A ternura do tempo
Tempo sem ternura é violência. Ternura sem tempo é conexão.
O mexer carinhoso do doce, em toda a sua volúpia de cheiros e texturas, a densidade suave e atenção leva-me a esse colo quente e aconchegante de uma ternura que se experimenta na presença e atenção. A ternura de uma vida familiar, antiga, de um colo amplo e nutridor. De mãos calejadas pelo tempo, pelo trabalho, mas cheias de suavidade e gentileza.
Amplas mãos plenas de sabedoria que dedicadamente misturam afectos e memórias na doçura ao lume. Mãos de pele áspera que conhecem a rudeza, a angústia e a carência. Mãos de pele rude que sabem a delicadeza, a abundância e a ternura. Só assim se mexe o doce, numa melódica alquimia de afectos. Os longínquos e os presentes.

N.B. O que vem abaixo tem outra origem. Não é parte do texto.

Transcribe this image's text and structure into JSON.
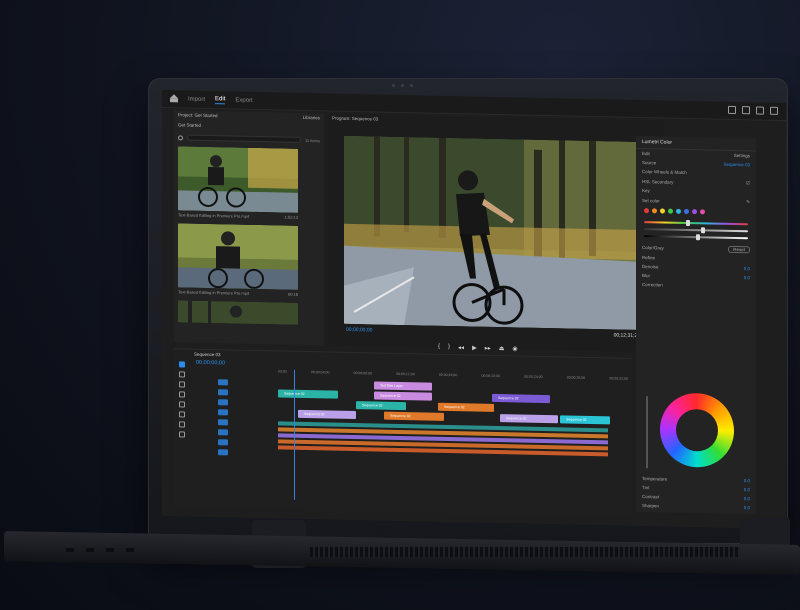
{
  "app": {
    "nav_tabs": [
      "Import",
      "Edit",
      "Export"
    ],
    "active_tab": "Edit"
  },
  "project_panel": {
    "title": "Project: Get Started",
    "subtitle": "Get Started",
    "items_count": "11 Items",
    "libraries_label": "Libraries",
    "clips": [
      {
        "label": "Text-Based Editing in Premiere Pro.mp4",
        "duration": "1:53:13"
      },
      {
        "label": "Text-Based Editing in Premiere Pro.mp4",
        "duration": "00:18"
      }
    ]
  },
  "program_monitor": {
    "title": "Program: Sequence 03",
    "fit": "Fit",
    "timecode_left": "00;00;00;00",
    "timecode_right": "00;12;31;21",
    "zoom": "1/2"
  },
  "lumetri": {
    "title": "Lumetri Color",
    "tabs": [
      "Edit",
      "Settings"
    ],
    "source_label": "Source",
    "sequence_label": "Sequence 03",
    "section": "Color Wheels & Match",
    "hsl": "HSL Secondary",
    "key": "Key",
    "set_color": "Set color",
    "color_gray": "Color/Gray",
    "reset": "Reset",
    "refine": "Refine",
    "denoise": "Denoise",
    "blur": "Blur",
    "correction": "Correction",
    "temperature": "Temperature",
    "tint": "Tint",
    "contrast": "Contrast",
    "sharpen": "Sharpen",
    "swatch_colors": [
      "#e03a3a",
      "#f08a24",
      "#f2d12a",
      "#3fc94a",
      "#2fb6d9",
      "#3e6fe0",
      "#9b4fe0",
      "#e04fa9"
    ]
  },
  "timeline": {
    "title": "Sequence 03",
    "timecode": "00;00;00;00",
    "ruler": [
      "00;00",
      "00;00;04;00",
      "00;00;08;00",
      "00;00;12;00",
      "00;00;16;00",
      "00;00;20;00",
      "00;00;24;00",
      "00;00;28;00",
      "00;00;32;00"
    ],
    "video_clips": [
      {
        "label": "Ted Title Layer",
        "color": "#c88be0"
      },
      {
        "label": "Sequence 02",
        "color": "#2bb3a8"
      },
      {
        "label": "Sequence 02",
        "color": "#c88be0"
      },
      {
        "label": "Sequence 02",
        "color": "#7b5ad6"
      },
      {
        "label": "Sequence 02",
        "color": "#2bb3a8"
      },
      {
        "label": "Sequence 02",
        "color": "#e07a2a"
      },
      {
        "label": "Sequence 02",
        "color": "#b9a0e8"
      },
      {
        "label": "Sequence 02",
        "color": "#e07a2a"
      },
      {
        "label": "Sequence 02",
        "color": "#b9a0e8"
      },
      {
        "label": "Sequence 02",
        "color": "#2bc4d6"
      }
    ]
  }
}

A paz vivida em urgência precisa de ternura. De calor e carinho. De presença e atenção. Uma atenção orgânica e sensual, como o doce mexido ritmicamente. Olhamos o tempo num pulsar de expansão e contração, ele perde a sua linearidade, deixa de ser sequencial, medido ou marcado em cadências fixas. Porque o tempo respira, dispersa e colapsa. Cada lugar tem o seu tempo e cada tempo tem o seu lugar, numa conversa única e singular. O ritmo vivo e pulsante do tempo é tão tangível como a textura de uma árvore, das suas suaves folhas ao seu rugoso tronco. O tempo transforma e temos de nos permitir transformar com ele, só assim o sentimos com sentido, só assim não o perdemos. Ele deixa de escorregar entre os dedos e perder-se para sempre.
Conto-vos que o tempo mudou para mim. Circulou, atrasou, baralhou. Para trás e para a frente. Estagnou e avançou. Trouxe-me a um presente diferente. Mais urgente e lúcido.